13.1 Linear regression

We’ll start with the simplest time series model possible: linear regression with only an intercept, so that the predicted values of all observations are the same. There are several ways we can write this equation. First, the predicted values can be written as \(E[Y_{t}] = \beta x\), where \(x=1\). Assuming that the residuals are normally distributed, the model linking our predictions to observed data is written as \[y_t = \beta x + e_{t}, e_{t} \sim N(0,\sigma), x=1\]

An equivalent way to think about this model is that instead of the residuals as normally distributed with mean zero, we can think of the data \(y_t\) as being drawn from a normal distribution with a mean of the intercept, and the same residual standard deviation: \[Y_t \sim N(E[Y_{t}],\sigma)\] Remember that in linear regression models, the residual error is interpreted as independent and identically distributed observation error.

To run this model using our package, we’ll need to specify the response and predictor variables. The covariate matrix with an intercept only is a matrix of 1s. To double check, you could always look at

x <- model.matrix(lm(Temp ~ 1))

Fitting the model using our function is done with this code,

lm_intercept <- atsar::fit_stan(y = as.numeric(Temp), x = rep(1, 
    length(Temp)), model_name = "regression")

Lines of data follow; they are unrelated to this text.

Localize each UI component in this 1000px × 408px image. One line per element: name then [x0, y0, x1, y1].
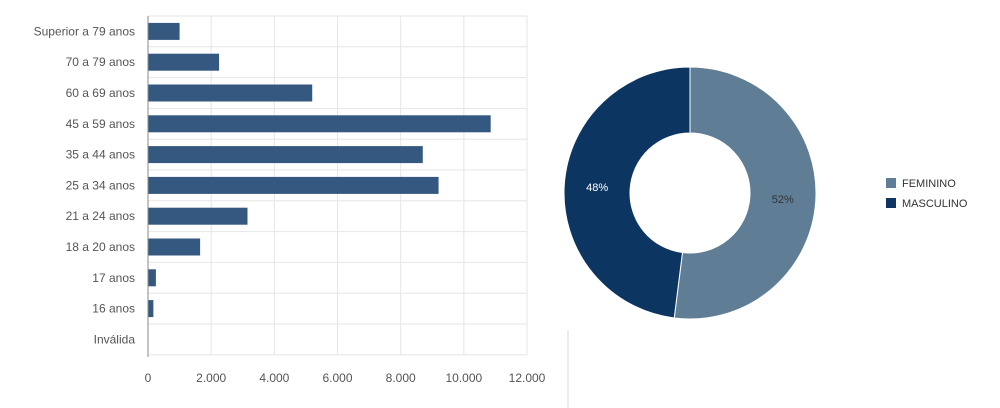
category-label: 21 a 24 anos: [66, 209, 135, 223]
bar: [148, 115, 491, 133]
donut-chart: [563, 66, 817, 320]
category-label: 18 a 20 anos: [66, 240, 135, 254]
x-tick-label: 8.000: [386, 371, 416, 385]
x-tick-label: 6.000: [322, 371, 352, 385]
legend-label: MASCULINO: [902, 198, 968, 210]
x-tick-label: 12.000: [509, 371, 546, 385]
category-label: 16 anos: [92, 302, 135, 316]
x-tick-label: 2.000: [196, 371, 226, 385]
donut-slice-label: 52%: [772, 194, 794, 206]
bar-chart-gridlines: [148, 15, 528, 356]
category-label: Inválida: [94, 332, 136, 346]
bar: [148, 207, 248, 225]
category-label: 35 a 44 anos: [66, 148, 135, 162]
category-label: 25 a 34 anos: [66, 178, 135, 192]
donut-slice: [563, 66, 691, 319]
x-tick-label: 4.000: [259, 371, 289, 385]
category-label: 45 a 59 anos: [66, 117, 135, 131]
bar-chart-category-labels: Superior a 79 anos 70 a 79 anos 60 a 69 an…: [34, 24, 136, 346]
donut-legend: FEMININO MASCULINO: [886, 178, 968, 210]
donut-slice: [673, 66, 817, 320]
donut-chart-labels: 52% 48%: [586, 182, 794, 206]
bar-chart-x-tick-labels: 0 2.000 4.000 6.000 8.000 10.000 12.000: [145, 371, 546, 385]
category-label: 60 a 69 anos: [66, 86, 135, 100]
bar-chart-bars: [148, 22, 491, 318]
bar: [148, 84, 313, 102]
category-label: Superior a 79 anos: [34, 24, 135, 38]
bar: [148, 146, 423, 164]
x-tick-label: 0: [145, 371, 152, 385]
category-label: 17 anos: [92, 271, 135, 285]
bar: [148, 300, 154, 318]
bar: [148, 176, 439, 194]
bar: [148, 238, 201, 256]
x-tick-label: 10.000: [445, 371, 482, 385]
legend-label: FEMININO: [902, 178, 956, 190]
legend-swatch: [886, 178, 896, 188]
bar: [148, 269, 156, 287]
legend-swatch: [886, 198, 896, 208]
donut-slice-label: 48%: [586, 182, 608, 194]
bar: [148, 53, 220, 71]
bar: [148, 22, 180, 40]
category-label: 70 a 79 anos: [66, 55, 135, 69]
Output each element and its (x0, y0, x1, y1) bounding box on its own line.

Coarse summaries of stanfit objects can be examined by typing one of the following

lm_intercept
# this is huge
summary(lm_intercept)

But to get more detailed output for each parameter, you have to use the extract() function,

pars <- rstan::extract(lm_intercept)
names(pars)
[1] "beta"    "sigma"   "pred"    "log_lik" "lp__"   

extract() will return the draws from the posterior for your parameters and any derived variables specified in your stan code. In this case, our model is \[y_t = \beta \times 1 + e_t, e_t \sim N(0,\sigma)\] so our estimated parameters are \(\beta\) and \(\sigma\). Our stan code computed the derived variables: predicted \(y_t\) which is \(\hat{y}_t = \beta \times 1\) and the log-likelihood. lp__ is the log posterior which is automatically returned.

We can then make basic plots or summaries of each of these parameters,

hist(pars$beta, 40, col = "grey", xlab = "Intercept", main = "")

quantile(pars$beta, c(0.025, 0.5, 0.975))
     2.5%       50%     97.5% 
 4.620617  9.016637 13.326209 

One of the other useful things we can do is look at the predicted values of our model (\(\hat{y}_t=\beta \times 1\)) and overlay the data. The predicted values are pars$pred.

plot(apply(pars$pred, 2, mean), main = "Predicted values", lwd = 2, 
    ylab = "Temp", ylim = c(min(pars$pred), max(pars$pred)), 
    type = "l")
lines(apply(pars$pred, 2, quantile, 0.025))
lines(apply(pars$pred, 2, quantile, 0.975))
points(Temp, col = "red")
Data and predicted values for the linear regression model.

Figure 13.1: Data and predicted values for the linear regression model.

13.1.1 Burn-in and thinning

To illustrate the effects of the burn-in/warmup period and thinning, we can re-run the above model, but for just 1 MCMC chain (the default is 3).

lm_intercept <- atsar::fit_stan(y = Temp, x = rep(1, length(Temp)), 
    model_name = "regression", mcmc_list = list(n_mcmc = 1000, 
        n_burn = 1, n_chain = 1, n_thin = 1))

Here is a plot of the time series of beta with one chain and no burn-in. Based on visual inspection, when does the chain converge?

pars <- rstan::extract(lm_intercept)
plot(pars$beta)
A time series of our posterior draws using one chain and no burn-in.

Figure 13.2: A time series of our posterior draws using one chain and no burn-in.